所以我有一个控制玩家转身的功能,当玩家转弯失败时我希望它返回FAILURE。 (游戏连接4)。我显然希望它在转弯有效时返回成功,但是......即使我返回SUCCESS,它也需要两次返回SUCCESS才能返回一次成功。这是代码:
enum input_result take_turn(struct player * current,
enum cell_contents board[][BOARDWIDTH])
{
/***************** Logic for Human player ******************/
if(current->type == HUMAN)
{
printf("human");
return SUCCESS;
}
/**************** Logic for Computer player ****************/
else if(current->type == COMPUTER)
{
printf("computer");
return SUCCESS;
}
return SUCCESS;
}
它被称为:
struct player * play_game(struct player * human ,
struct player* computer)
{
while(counter < 30)
{
take_turn(current, board);
/* Only swap if take turn was success */
if(take_turn(current, board) == SUCCESS)
{
swap_players(¤t, &other);
display_board(board);
}
counter++;
}
return NULL;
}
我能想到的唯一可能是破坏这一点的是我的:
enum input_result
{
/**
* the input was valid
**/
SUCCESS,
/**
* the input was not valld
**/
FAILURE,
/**
* the user requested to return to the menu either by pressing enter on
* an empty line or pressing ctrl-d on an empty line
**/
RTM=-1
};
我不确定为什么take_turn(current,board)被调用两次,唯一可能的结果是输入if语句,因为每个可能的返回值都是SUCCESS。
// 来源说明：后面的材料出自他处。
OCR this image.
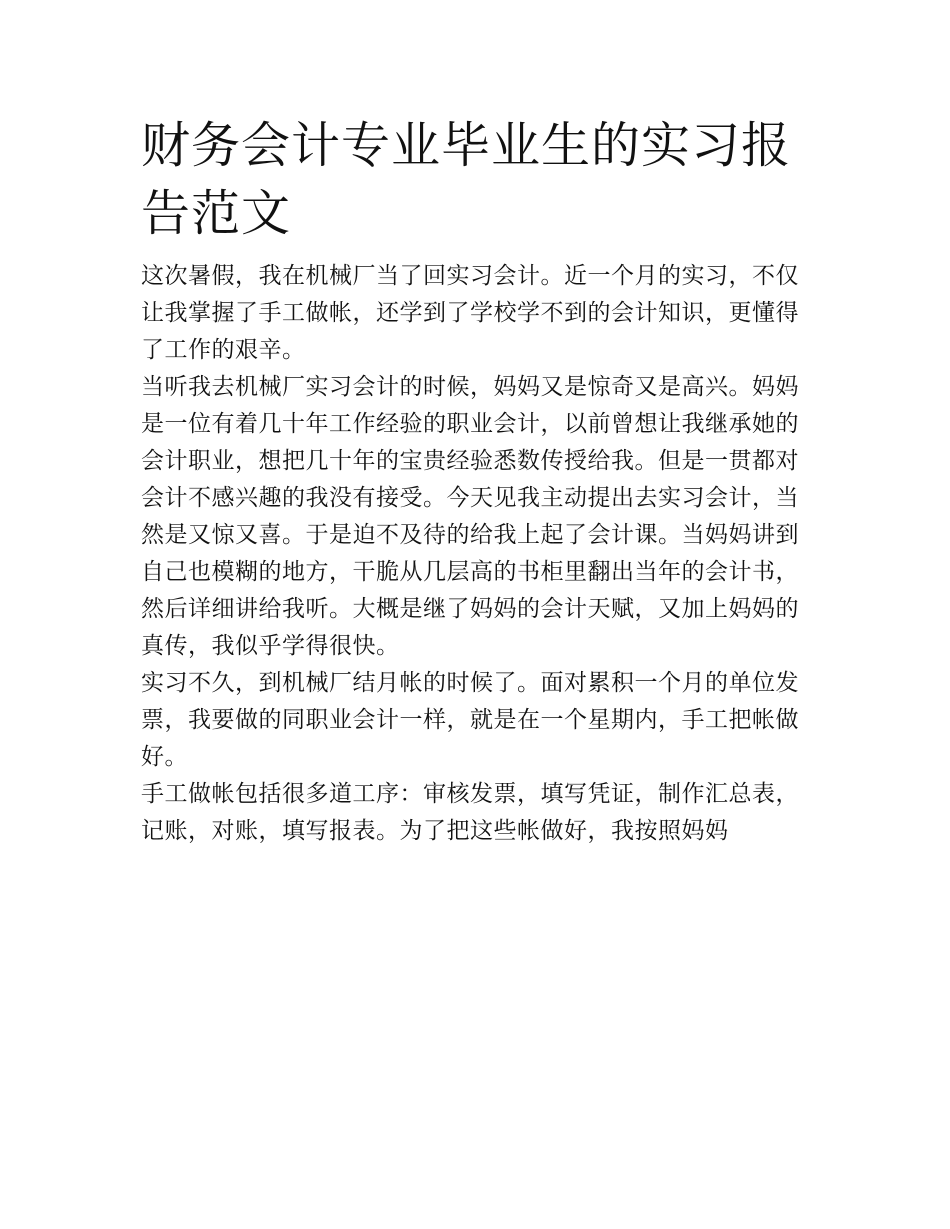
财务会计专业毕业生的实习报告范文

这次暑假，我在机械厂当了回实习会计。近一个月的实习，不仅让我掌握了手工做帐，还学到了学校学不到的会计知识，更懂得了工作的艰辛。

当听我去机械厂实习会计的时候，妈妈又是惊奇又是高兴。妈妈是一位有着几十年工作经验的职业会计，以前曾想让我继承她的会计职业，想把几十年的宝贵经验悉数传授给我。但是一贯都对会计不感兴趣的我没有接受。今天见我主动提出去实习会计，当然是又惊又喜。于是迫不及待的给我上起了会计课。当妈妈讲到自己也模糊的地方，干脆从几层高的书柜里翻出当年的会计书，然后详细讲给我听。大概是继了妈妈的会计天赋，又加上妈妈的真传，我似乎学得很快。

实习不久，到机械厂结月帐的时候了。面对累积一个月的单位发票，我要做的同职业会计一样，就是在一个星期内，手工把帐做好。

手工做帐包括很多道工序：审核发票，填写凭证，制作汇总表，记账，对账，填写报表。为了把这些帐做好，我按照妈妈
有谁知道为什么会这样? 我的输出是打印:
HumanHuman
ComputerComputer
HumanHuman
ComputerComputer
依此类推......表明在注册成功之前它会经历两次。
答案 0 :(得分:1)
你的问题在这里:
while(counter < 30)
{
take_turn(current, board);
/* Only swap if take turn was success */
if(take_turn(current, board) == SUCCESS)
您已经两次致电take_turn()
。
答案 1 :(得分:1)
您是否注意到您在循环中两次调用take_turn?一次没有查找返回值,而另一个在if语句中。摆脱第一个。